Talking of casting, the actors are at ease in independent cinema, for discovering their own emotive styles. The principal players – be it Shweta Sharma as Shalini (the female-protagonist and the playwright); Balaraman Kunduvara as Arjun (the androgynous boy and supportive friend); Narendra Prasad Kolary as Shaan (Shalini’s younger twin-brother by ‘chaar-minute,’ trying to make it as a freelance writer), Navneet Jagannathan as Jai (the ‘self-important’-like, who openly admires Priyanka Chopra), Shivanu Shukla as Abhishek (Co-producer; Shalini’s husband, the perennially busy businessman), Uthra Parameswaran as Sneha (the young, chirpy-mother who happens to play a mother in the play, again), Vineet Kumar as Rony (the ‘hunk’ of the group, who is not quite so at times) – were suitably selected.

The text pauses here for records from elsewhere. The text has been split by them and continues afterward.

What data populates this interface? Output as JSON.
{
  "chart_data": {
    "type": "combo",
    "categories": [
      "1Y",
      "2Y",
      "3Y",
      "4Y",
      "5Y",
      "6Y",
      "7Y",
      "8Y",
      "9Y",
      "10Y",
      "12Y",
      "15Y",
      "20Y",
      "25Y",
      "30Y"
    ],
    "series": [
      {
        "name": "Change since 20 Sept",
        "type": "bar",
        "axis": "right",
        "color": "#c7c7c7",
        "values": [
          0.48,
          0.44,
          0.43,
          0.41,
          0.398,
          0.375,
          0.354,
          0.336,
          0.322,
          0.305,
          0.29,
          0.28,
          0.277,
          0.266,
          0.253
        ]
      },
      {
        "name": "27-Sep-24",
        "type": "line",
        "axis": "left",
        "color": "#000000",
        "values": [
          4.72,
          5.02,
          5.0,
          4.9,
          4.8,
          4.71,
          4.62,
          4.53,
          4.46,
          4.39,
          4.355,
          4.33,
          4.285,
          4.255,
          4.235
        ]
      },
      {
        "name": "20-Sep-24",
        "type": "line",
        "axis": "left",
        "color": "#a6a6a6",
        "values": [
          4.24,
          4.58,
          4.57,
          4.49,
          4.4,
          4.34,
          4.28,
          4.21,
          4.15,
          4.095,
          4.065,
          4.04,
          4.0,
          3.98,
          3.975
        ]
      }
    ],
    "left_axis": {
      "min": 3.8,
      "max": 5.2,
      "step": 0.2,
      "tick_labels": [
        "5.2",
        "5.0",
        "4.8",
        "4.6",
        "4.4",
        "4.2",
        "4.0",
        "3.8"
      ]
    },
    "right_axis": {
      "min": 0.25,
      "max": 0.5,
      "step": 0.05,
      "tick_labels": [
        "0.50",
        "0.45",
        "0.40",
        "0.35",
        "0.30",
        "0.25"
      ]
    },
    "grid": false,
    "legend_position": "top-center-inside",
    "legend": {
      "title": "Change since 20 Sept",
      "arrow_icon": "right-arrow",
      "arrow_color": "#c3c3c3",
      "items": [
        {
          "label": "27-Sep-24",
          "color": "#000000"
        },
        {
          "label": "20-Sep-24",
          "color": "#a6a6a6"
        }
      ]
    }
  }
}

However, Poorna Prasad as Pallavi (the bubbly, groom-hunting girl for whom Shaan falls for) is the ‘casting delight’; effortless and natural and very likable.
In summary, one might carry a lingering sense of lukewarm pleasure and good-will when done watching “Mausams click over here now.”
An Engineering Graduate and a Management Professional, Tanay Chaudhari became an “admirer of celluloid” much earlier in life. Starting a decade back, the picking up of film-making variants gradually gravitated into a sincere interest of writing reviews on parallel and popular cinema. His film reviews are regularly being published for past five years in print as well as on popular websites, earning him a recognition as a writer and even an award.